Etisalat Nigeria took out a $1.2 billion syndicated loan from a group of 13 local banks four years ago but has defaulted on repayments this year due to a currency crisis and recession in Nigeria.
A banking source told Reuters last week that the central bank had asked lenders involved in the loan to take a 5 percent provision as part of their third-quarter results.
Okonkwo said Fidelity Bank was also raising provisions across its loan book. “We are revising (the non-performing loan ratio) from sub-5 percent to sub-6 percent by end of the year, due to currency conversion and some risk on the oil and gas book,” he told an analysts call held to discuss its nine-month results.
“We have seen some improvements in the transport sector and the consumer book.”
Net loans stood at 753.8 billion naira as of September, up 4.9 percent from a year earlier. The bank was targeting 7.5 percent loan growth this year, Okonkwo said.
Fidelity Bank on Monday posted a pretax profit of 16.24 billion naira for the nine months through September, up from 9.83 billion a year ago.
The Nigerian Senate on Tuesday voted in favour of launching an investigation into the default of Etisalat Nigeria and into how its funds were used.
Nigerian lenders have picked Barclays to try to find new investors for 9mobile, two banking sources told Reuters last week.

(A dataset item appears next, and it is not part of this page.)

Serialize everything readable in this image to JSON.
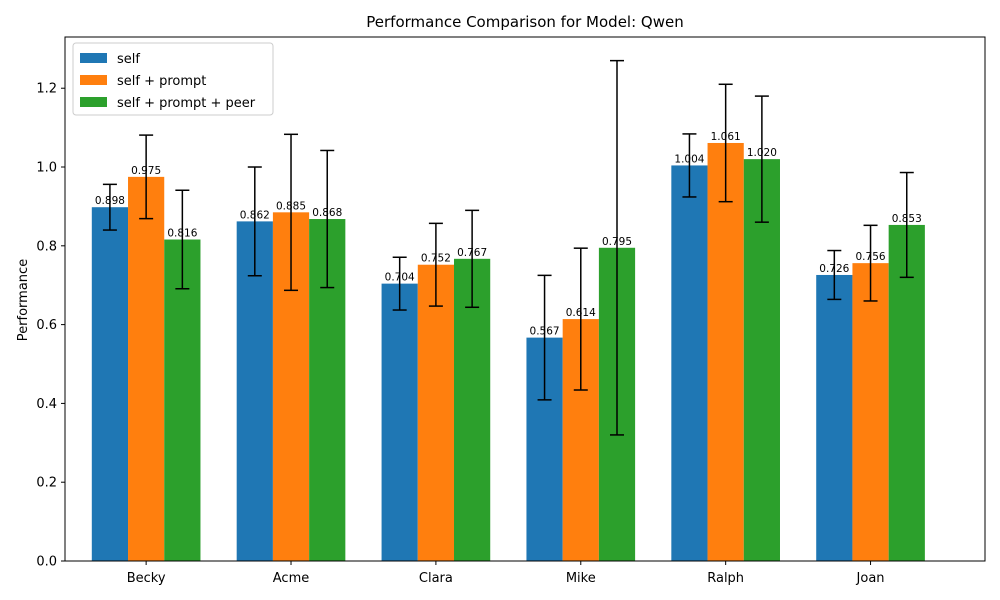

Okonkwo also said the bank had submitted details of personal and business accounts that lacked complete identification to the central bank following a court order. He declined to say how many accounts were involved.
A court has ordered a temporary freeze on millions of bank accounts with incomplete identification documents and the forfeiture of funds in those accounts as the government seeks to ensure compliance with money laundering rules.
The bank said it had notified customers about the court ruling and advised them to regularize their accounts.